At this week’s CTIA 5G Summit, Qualcomm President Cristiano Amon brought up this concept of Infrastructure 2.0 again, saying the company is “committed to delivering the technologies for what’s next.”
“We’re ready to enable Infrastructure 2.0,” he added.
So, what exactly is Infrastructure 2.0 and what is its relationship with 5G?
Infrastructure 2.0 seeks to address the fact that existing core network infrastructure is limited in its ability to handle the highly virtualized network models that the industry is moving toward.
For instance, there has been some concern for awhile now around how data center virtualization will impact existing enterprise networking models.
At the CTIA event, Amon explained that 5G will be revolutionary, creating new industries, use cases, services and network models. However, a network capable of doing all that 5G promises requires “infrastructure like we’ve never seen.”

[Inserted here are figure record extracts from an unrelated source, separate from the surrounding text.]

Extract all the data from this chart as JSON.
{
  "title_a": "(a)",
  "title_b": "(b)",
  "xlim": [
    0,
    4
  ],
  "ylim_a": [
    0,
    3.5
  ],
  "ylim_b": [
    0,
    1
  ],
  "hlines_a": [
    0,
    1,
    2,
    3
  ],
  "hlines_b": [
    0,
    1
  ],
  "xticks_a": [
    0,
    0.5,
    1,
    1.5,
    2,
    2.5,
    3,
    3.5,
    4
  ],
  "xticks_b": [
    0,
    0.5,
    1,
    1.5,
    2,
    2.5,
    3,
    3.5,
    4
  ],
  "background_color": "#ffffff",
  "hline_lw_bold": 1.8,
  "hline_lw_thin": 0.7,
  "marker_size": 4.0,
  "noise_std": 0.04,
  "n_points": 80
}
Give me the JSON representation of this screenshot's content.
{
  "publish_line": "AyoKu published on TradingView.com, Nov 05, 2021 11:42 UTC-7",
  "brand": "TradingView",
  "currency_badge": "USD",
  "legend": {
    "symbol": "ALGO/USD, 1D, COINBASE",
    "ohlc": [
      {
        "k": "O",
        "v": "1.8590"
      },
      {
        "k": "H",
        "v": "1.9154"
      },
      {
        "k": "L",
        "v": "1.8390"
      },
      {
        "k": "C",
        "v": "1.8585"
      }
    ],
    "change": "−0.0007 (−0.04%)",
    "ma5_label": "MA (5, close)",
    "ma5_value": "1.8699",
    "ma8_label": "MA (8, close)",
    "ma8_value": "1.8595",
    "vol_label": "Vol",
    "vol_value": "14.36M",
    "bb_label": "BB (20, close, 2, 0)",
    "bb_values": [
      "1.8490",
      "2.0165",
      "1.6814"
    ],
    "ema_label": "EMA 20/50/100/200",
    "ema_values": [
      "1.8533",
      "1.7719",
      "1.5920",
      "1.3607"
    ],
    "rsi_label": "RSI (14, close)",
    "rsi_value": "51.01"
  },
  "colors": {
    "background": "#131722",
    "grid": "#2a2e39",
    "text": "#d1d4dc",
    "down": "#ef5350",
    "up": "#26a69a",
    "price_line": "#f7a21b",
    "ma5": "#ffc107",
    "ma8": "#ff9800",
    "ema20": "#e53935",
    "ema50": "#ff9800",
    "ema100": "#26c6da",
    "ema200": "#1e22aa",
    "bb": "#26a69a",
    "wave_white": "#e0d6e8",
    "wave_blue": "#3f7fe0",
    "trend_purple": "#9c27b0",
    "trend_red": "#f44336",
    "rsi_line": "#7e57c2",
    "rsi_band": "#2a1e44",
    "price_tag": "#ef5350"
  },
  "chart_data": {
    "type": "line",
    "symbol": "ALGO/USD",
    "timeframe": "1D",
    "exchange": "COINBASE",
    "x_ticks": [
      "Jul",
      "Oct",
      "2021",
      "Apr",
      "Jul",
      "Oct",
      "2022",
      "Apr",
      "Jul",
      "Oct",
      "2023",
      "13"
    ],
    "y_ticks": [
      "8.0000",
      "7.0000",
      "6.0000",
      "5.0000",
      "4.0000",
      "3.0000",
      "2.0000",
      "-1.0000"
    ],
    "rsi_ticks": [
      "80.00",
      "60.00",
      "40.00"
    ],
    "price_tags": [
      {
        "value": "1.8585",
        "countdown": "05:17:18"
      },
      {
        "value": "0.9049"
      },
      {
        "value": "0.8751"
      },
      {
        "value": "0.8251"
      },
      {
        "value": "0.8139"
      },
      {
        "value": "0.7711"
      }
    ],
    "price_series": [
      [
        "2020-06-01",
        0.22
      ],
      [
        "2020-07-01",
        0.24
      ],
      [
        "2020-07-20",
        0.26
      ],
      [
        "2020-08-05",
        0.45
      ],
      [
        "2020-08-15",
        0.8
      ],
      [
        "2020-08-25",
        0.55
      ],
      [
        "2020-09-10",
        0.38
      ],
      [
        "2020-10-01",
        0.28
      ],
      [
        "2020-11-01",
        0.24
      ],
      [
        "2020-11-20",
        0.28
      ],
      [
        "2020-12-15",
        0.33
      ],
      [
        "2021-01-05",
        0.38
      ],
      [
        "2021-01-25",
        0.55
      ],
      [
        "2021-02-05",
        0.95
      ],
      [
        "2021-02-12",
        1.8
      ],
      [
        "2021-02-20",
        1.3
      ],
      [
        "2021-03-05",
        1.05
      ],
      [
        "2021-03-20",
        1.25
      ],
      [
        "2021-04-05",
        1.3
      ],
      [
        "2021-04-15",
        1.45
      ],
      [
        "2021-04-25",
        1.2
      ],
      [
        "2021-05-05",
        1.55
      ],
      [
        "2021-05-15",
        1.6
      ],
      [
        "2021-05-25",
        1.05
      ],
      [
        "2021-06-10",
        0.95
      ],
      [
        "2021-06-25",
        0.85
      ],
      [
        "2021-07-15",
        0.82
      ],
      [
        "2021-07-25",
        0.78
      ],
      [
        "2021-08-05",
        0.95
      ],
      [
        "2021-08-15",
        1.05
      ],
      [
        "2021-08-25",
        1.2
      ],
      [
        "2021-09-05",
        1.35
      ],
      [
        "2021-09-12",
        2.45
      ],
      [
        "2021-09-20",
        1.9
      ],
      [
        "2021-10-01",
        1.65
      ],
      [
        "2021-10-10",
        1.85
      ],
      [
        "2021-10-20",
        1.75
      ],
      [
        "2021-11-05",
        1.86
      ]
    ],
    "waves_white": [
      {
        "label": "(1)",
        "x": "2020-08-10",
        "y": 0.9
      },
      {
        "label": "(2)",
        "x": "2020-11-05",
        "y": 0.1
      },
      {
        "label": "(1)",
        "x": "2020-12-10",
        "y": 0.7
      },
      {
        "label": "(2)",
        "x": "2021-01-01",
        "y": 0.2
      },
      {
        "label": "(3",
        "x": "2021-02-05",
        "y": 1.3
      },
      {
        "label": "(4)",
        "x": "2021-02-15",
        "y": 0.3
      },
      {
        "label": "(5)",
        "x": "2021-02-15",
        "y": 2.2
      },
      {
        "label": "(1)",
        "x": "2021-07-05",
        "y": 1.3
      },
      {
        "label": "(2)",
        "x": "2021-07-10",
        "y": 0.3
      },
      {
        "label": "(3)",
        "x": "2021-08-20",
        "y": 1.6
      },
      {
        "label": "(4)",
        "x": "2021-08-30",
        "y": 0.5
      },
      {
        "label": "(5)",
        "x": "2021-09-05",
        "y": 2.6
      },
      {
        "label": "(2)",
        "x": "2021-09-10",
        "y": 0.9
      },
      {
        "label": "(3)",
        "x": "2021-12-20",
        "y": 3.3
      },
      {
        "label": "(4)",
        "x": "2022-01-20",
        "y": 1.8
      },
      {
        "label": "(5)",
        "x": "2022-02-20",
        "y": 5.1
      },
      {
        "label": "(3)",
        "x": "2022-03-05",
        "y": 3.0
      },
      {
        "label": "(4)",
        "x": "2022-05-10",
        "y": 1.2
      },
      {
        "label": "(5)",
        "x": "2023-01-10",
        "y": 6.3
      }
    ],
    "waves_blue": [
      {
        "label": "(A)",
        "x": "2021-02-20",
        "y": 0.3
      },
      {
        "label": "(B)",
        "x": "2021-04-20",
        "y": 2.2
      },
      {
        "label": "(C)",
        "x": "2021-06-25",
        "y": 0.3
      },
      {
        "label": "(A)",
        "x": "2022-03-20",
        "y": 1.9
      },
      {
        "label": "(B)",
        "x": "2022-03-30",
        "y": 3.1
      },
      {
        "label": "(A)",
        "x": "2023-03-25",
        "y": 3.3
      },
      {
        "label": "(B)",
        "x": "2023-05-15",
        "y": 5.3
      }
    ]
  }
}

“It needs to be dense, high-performance, cost-effective and power-efficient for both indoors and outdoors, and support public and private networks with a scalable and flexible networking equipment for diverse deployments across multiple industries and use cases,” he continued. “This modern 5G network is driving a shift towards virtualized radio access solutions or vRAN.”
For further context, in a previous conversation with RCR Wireless News, Amon discussed how this push towards virtualization and openness is a potential vector of disruption to traditional network equipment providers, and this disruption is what will lead to Infrastructure 2.0.
“I believe that vRAN and Open RAN creates a huge opportunity for some of the network equipment providers that will lead the transition in what Infrastructure 2.0 is,” he said, adding that incumbents could “take a leading role in the software that will run in those networks and will provide feature parity between the existing systems and the new systems.”